Она нервно рассмеялась.

– Что же ты молчишь? Дядя подумает, что ты немой. Где мама сейчас?

Мальчик смотрел вбок, наклонив голову, и сконфуженно молчал. Варя нахмурилась.

– Ну, не упрямься, – сказала она резко. – У тебя нет языка, маленький бука? Где мама? На кухне, да?

Он поднял голову и улыбнулся, не понимая, чего она хочет от него. Варя покраснела, схватила его за плечо и вытолкала за дверь. Обернувшись, она заметила на себе скучающий взгляд Матвеева, и её возбуждение разом упало. Она подошла, смущённая, к его кровати и села.

– Ты меня считаешь дурой сейчас? – спросила она, нерешительно поднимая на него глаза. – Только скажи прямо, как ты думаешь, не скрывай.
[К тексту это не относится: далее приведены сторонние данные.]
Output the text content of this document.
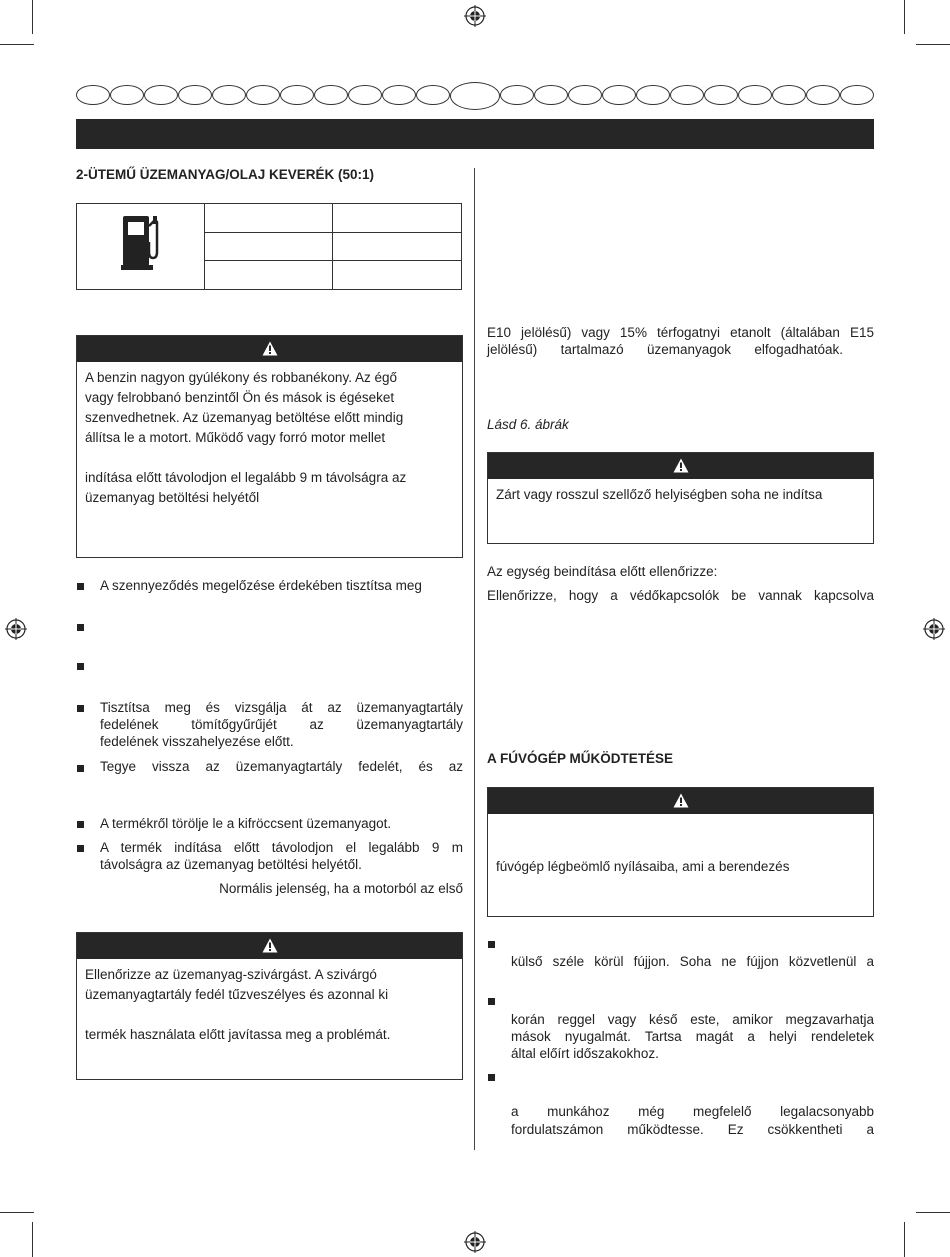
2-ÜTEMŰ ÜZEMANYAG/OLAJ KEVERÉK (50:1)

A benzin nagyon gyúlékony és robbanékony. Az égő

vagy felrobbanó benzintől Ön és mások is égéseket

szenvedhetnek. Az üzemanyag betöltése előtt mindig

állítsa le a motort. Működő vagy forró motor mellet

indítása előtt távolodjon el legalább 9 m távolságra az

üzemanyag betöltési helyétől

A szennyeződés megelőzése érdekében tisztítsa meg
Tisztítsa meg és vizsgálja át az üzemanyagtartály
fedelének tömítőgyűrűjét az üzemanyagtartály
fedelének visszahelyezése előtt.
Tegye vissza az üzemanyagtartály fedelét, és az
A termékről törölje le a kifröccsent üzemanyagot.
A termék indítása előtt távolodjon el legalább 9 m
távolságra az üzemanyag betöltési helyétől.
Normális jelenség, ha a motorból az első

Ellenőrizze az üzemanyag-szivárgást. A szivárgó

üzemanyagtartály fedél tűzveszélyes és azonnal ki

termék használata előtt javítassa meg a problémát.

E10 jelölésű) vagy 15% térfogatnyi etanolt (általában E15
jelölésű) tartalmazó üzemanyagok elfogadhatóak.
Lásd 6. ábrák

Zárt vagy rosszul szellőző helyiségben soha ne indítsa

Az egység beindítása előtt ellenőrizze:
Ellenőrizze, hogy a védőkapcsolók be vannak kapcsolva
A FÚVÓGÉP MŰKÖDTETÉSE

fúvógép légbeömlő nyílásaiba, ami a berendezés

külső széle körül fújjon. Soha ne fújjon közvetlenül a
korán reggel vagy késő este, amikor megzavarhatja
mások nyugalmát. Tartsa magát a helyi rendeletek
által előírt időszakokhoz.
a munkához még megfelelő legalacsonyabb
fordulatszámon működtesse. Ez csökkentheti a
– С чего ты взяла? Разумеется нет.

Матвеев чувствовал себя тягостно.

– Ты не думаешь, что я мещанка и что у меня нет интересов?

Он вздохнул.

– Я не понимаю, зачем ты это спрашиваешь. Конечно нет.

Варя встала.

– А если я попрошу тебя об одной вещи? – сказала она. – В этом нет ничего особенного, честное слово.

– О чем?

– Чтобы ты остался здесь, пока не придут красные. А Безайс может поехать.

– Какая ты странная, – сказал Матвеев, криво усмехаясь. – Ведь надо же мне ехать. Мы и так потеряли много времени.

– Я не знаю. Но если я тебя попрошу, понимаешь? Очень попрошу?

– Ну, хорошо, – ответил Матвеев, опуская глаза. – Я как-нибудь попробую.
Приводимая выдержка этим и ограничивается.